Nous empruntons les principaux éléments de la notice suivante au discours prononcé sur la tombe de Marvaud par M. Jules Pellissier, avocat, sousbibliothécaire de la ville de Cognac. Ce discours a été publié dans l'Indicateur de Cognac du 16 janvier 1879, dans l'Ere nouvelle de Cognac du 19 janvier et dans le Charentais du 25 janvier.

François Marvaud est né le 10 janvier 1801 à Montbron Charente). Il fit ses premières études au collège de sa ville natale et entra en 1816 au petit séminaire d'Angoulême. En 1819, il débuta dans l'enseignement public comme régent d'une classe élémentaire au collège de La Rochefoucauld. En 1823, il fut envoyé comme régent de troisième au collège de Saint-Junien (Haute-Vienne). L'année suivante, il devint chef d'institution à Brantôme et employa ses loisirs à écrire un volume de vers intitulé: Huit Messéniennes, suivies des lamentations du Tasse dans les prisons de Ferrare, et dédié au comte de Montbron, membre de la Chambre des députés.

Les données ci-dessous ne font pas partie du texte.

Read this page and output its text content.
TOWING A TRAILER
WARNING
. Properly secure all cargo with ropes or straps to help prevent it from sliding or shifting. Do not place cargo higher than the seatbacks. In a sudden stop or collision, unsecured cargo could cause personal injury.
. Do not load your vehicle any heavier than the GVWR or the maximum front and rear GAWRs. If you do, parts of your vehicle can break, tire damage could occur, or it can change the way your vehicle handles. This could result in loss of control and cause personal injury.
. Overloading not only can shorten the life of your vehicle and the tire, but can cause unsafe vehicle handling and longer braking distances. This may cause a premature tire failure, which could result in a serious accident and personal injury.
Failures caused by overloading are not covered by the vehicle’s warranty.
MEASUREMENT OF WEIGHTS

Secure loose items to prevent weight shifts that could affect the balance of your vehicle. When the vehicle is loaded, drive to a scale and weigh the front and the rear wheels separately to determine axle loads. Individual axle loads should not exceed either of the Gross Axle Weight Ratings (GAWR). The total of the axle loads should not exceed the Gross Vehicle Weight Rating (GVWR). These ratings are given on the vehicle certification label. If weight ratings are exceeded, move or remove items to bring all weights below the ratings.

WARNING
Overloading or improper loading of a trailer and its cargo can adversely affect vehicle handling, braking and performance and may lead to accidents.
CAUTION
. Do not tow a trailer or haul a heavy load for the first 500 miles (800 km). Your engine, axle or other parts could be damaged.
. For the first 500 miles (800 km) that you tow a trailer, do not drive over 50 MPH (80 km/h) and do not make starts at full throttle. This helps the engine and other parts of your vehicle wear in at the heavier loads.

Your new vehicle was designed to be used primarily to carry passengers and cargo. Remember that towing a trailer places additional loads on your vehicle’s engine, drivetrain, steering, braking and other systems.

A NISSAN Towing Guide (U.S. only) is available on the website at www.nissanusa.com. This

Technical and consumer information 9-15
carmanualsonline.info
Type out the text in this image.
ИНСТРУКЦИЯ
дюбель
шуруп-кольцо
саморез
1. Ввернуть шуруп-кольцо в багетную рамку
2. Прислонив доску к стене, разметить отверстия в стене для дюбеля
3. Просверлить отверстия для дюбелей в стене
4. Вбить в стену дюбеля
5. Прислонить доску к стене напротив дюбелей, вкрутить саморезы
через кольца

En 1828, Marvaud fut nommé principal du collège communal de Cognac et publia au bout de quelques années ses Études historiques sur l'Angoumois (1835). Chargé, en 1837, de la suppléance du cours d'histoire que faisait M. Rabauis au lycée de Bordeaux, il passa, peu après, comme professeur d'histoire au collège de Périgueux, puis à celui de Brive (vers 1838). C'est là qu'il composa son Histoire politique, civile et religieuse du Bas-Limousin (1842), son Rapport sur les archives de la ville de Brive (1844) (1), et sa Géographie du département de la Corrèze (1847). Sur la fin de 1846, le ministère de l'Instruction publique chargea Marvaud d'étudier les archives des arrondissements de Figeac et Gourdon. Le Rapport qu'il rédigea à cette occasion fut même publié (2). Sa mission terminée, Marvaud fut envoyé au lycée d'Angoulême où il resta jusqu'à la suppression de la seconde chaire d'histoire qu'il occupait (1852), puis au collège de Saumur. Comme il refusait ce dernier poste, ou le maintint à Angoulême comme professeur de sixième. C'est dans ces dernières fonctions qu'il publia, en 1850, sa Géographie du département de la Charente,

(1) M. Pellissier a ignoré ce petit fait. Le rapport en question est imprimé au t. III, p. 34-38, des Documents historiques tirés des collections manuscrites..... 1847.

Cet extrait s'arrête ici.